Damit hat sich die CDU beim Thema gegenüber der SPD durchgesetzt. „Wir haben uns in der Koalition heute darauf geeinigt, die Straßenausbaubeiträge schnellstmöglich abzuschaffen. Meine Fraktion hat an ihrer Linie festgehalten, die Diskussion um die Straßenausbaubeiträge ehrlich und ergebnisoffen zu führen“, erklärt Fraktionschef Vincent Kokert. „Am Ende überwogen gute Argumente, die Beiträge abzuschaffen, statt mit willkürlichen Härtefallklauseln am Kommunalabgabengesetz herumzubasteln.“ Kokert stellte aber klar: „Gratis gibt es Straßen nicht. Deswegen werden wir die Grunderwerbssteuer moderat erhöhen, um die Kosten für den Straßenausbau aufzufangen.“

Thomas Krüger (SPD) erklärt: „Der SPD-Fraktion war seit Beginn der Diskussion wichtig, dass keine Mieter und keine Mieterinnen mit ihren Steuern die Straßensanierung für Immobilienbesitzer bezahlen müssen. Die Allgemeinheit darf nicht zur Kasse gebeten werden, wenn nur Einzelne profitieren.“ Daher sei der gefundene Kompromiss „eine gute Lösung“. Spätestens ab dem 1. Januar 2020 werde die Grunderwerbssteuer um einen Prozentpunkt auf dann 6 Prozent angehoben.

Landesweit sorgen die Anwohnerbeiträge sei langem für Unmut. Immer wieder beklagten Betroffene, dass Kommunen hohe Rechnungen für Straßenbau vorlegten, weil sie es per Gesetz müssen. Bis zu sechsstellige Beträge mussten oder sollen Anwohner bezahlen. Massiver Protest regte sich in diesem Jahr in Schwerin, Rostock, Bad Doberan oder auf der Insel Rügen. Die Volksinitiative „Faire Straße“ sammelte 44000 Unterschriften gegen die Straßenausbaubeiträge, initiiert von den Freien Wählern in MV. Der Landtag wird sich am Donnerstag damit befassen.

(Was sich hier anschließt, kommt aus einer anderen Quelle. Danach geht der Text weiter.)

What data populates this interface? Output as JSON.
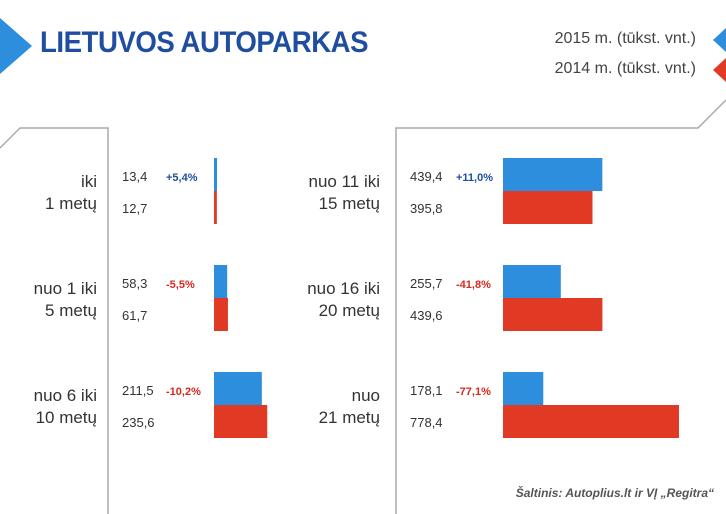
{
  "title": "LIETUVOS AUTOPARKAS",
  "legend": [
    {
      "label": "2015 m. (tūkst. vnt.)",
      "color": "#2e8ede"
    },
    {
      "label": "2014 m. (tūkst. vnt.)",
      "color": "#e03a24"
    }
  ],
  "source": "Šaltinis: Autoplius.lt ir VĮ „Regitra“",
  "colors": {
    "blue": "#2e8ede",
    "red": "#e03a24",
    "title": "#1f4ea0",
    "pos": "#1f4ea0",
    "neg": "#d9281e"
  },
  "chart_data": {
    "type": "bar",
    "title": "LIETUVOS AUTOPARKAS",
    "series_names": [
      "2015 m. (tūkst. vnt.)",
      "2014 m. (tūkst. vnt.)"
    ],
    "groups": [
      {
        "label": [
          "iki",
          "1 metų"
        ],
        "v2015": 13.4,
        "t2015": "13,4",
        "v2014": 12.7,
        "t2014": "12,7",
        "change": "+5,4%"
      },
      {
        "label": [
          "nuo 1 iki",
          "5 metų"
        ],
        "v2015": 58.3,
        "t2015": "58,3",
        "v2014": 61.7,
        "t2014": "61,7",
        "change": "-5,5%"
      },
      {
        "label": [
          "nuo 6 iki",
          "10 metų"
        ],
        "v2015": 211.5,
        "t2015": "211,5",
        "v2014": 235.6,
        "t2014": "235,6",
        "change": "-10,2%"
      },
      {
        "label": [
          "nuo 11 iki",
          "15 metų"
        ],
        "v2015": 439.4,
        "t2015": "439,4",
        "v2014": 395.8,
        "t2014": "395,8",
        "change": "+11,0%"
      },
      {
        "label": [
          "nuo 16 iki",
          "20 metų"
        ],
        "v2015": 255.7,
        "t2015": "255,7",
        "v2014": 439.6,
        "t2014": "439,6",
        "change": "-41,8%"
      },
      {
        "label": [
          "nuo",
          "21 metų"
        ],
        "v2015": 178.1,
        "t2015": "178,1",
        "v2014": 778.4,
        "t2014": "778,4",
        "change": "-77,1%"
      }
    ]
  }
}
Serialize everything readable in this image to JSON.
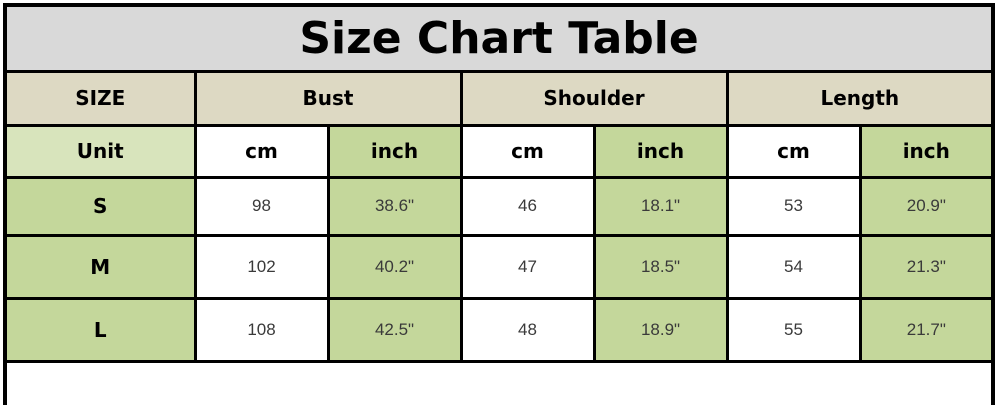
{
  "chart_data": {
    "type": "table",
    "title": "Size Chart Table",
    "header": {
      "size_label": "SIZE",
      "groups": [
        "Bust",
        "Shoulder",
        "Length"
      ]
    },
    "unit_row": {
      "label": "Unit",
      "units": [
        "cm",
        "inch",
        "cm",
        "inch",
        "cm",
        "inch"
      ]
    },
    "rows": [
      {
        "size": "S",
        "bust_cm": "98",
        "bust_inch": "38.6\"",
        "shoulder_cm": "46",
        "shoulder_inch": "18.1\"",
        "length_cm": "53",
        "length_inch": "20.9\""
      },
      {
        "size": "M",
        "bust_cm": "102",
        "bust_inch": "40.2\"",
        "shoulder_cm": "47",
        "shoulder_inch": "18.5\"",
        "length_cm": "54",
        "length_inch": "21.3\""
      },
      {
        "size": "L",
        "bust_cm": "108",
        "bust_inch": "42.5\"",
        "shoulder_cm": "48",
        "shoulder_inch": "18.9\"",
        "length_cm": "55",
        "length_inch": "21.7\""
      }
    ]
  },
  "colors": {
    "title_bg": "#d9d9d9",
    "header_bg": "#ddd9c3",
    "unit_label_bg": "#d8e4bc",
    "green_bg": "#c4d79b",
    "white_bg": "#ffffff",
    "border": "#000000",
    "text": "#000000",
    "data_text": "#3a3a3a"
  }
}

Eine höhere Grunderwerbssteuer soll es nun richten. Diese Steuer zahlen alle, die Grundstücke kaufen – das Land kassiert. Ein Prozentpunkt mehr bringe die erforderlichen rund 30 Millionen Euro Einnahmen jährlich. Das Geld solle an die Städte und Gemeinden fließen, denn Straßenbau sei wichtig. Dazu müssten Finanzausgleichs- und Kommunalabgabengesetz geändert werden. Der genaue Zeitpunkt für die Neuregelung steht indes noch nicht fest. Im Gespräch ist 2020. Möglich sei aber auch, dass die Straßenausbaubeiträge rückwirkend schon 2019 entfallen, ist zu hören.

Nach Bekanntgabe der Entscheidung gab es positives Echo aus anderen Parteien. „Gewonnen!“, reagierte Gustav Graf von Westarp, Landeschef der Freien Wähler. Er fordert: Nun müsse auch Anwohnern, die in den vergangenen zehn Jahren Beiträge zahlten, geholfen werden.

Gegen die Abschaffung der Anwohnerbeiträge sprechen sich dagegen die kommunalpolitischen Vereinigungen von SPD und CDU in Mecklenburg-Vorpommern aus. Bürger, die vom Straßenbau besonders profitieren, sollten dafür auch Lasten tragen, argumentieren die beiden Vorsitzenden, Thomas Beyer, Bürgermeister von Wismar, und Dietger Wille, Finanzsenator in Vorpommern-Greifswald.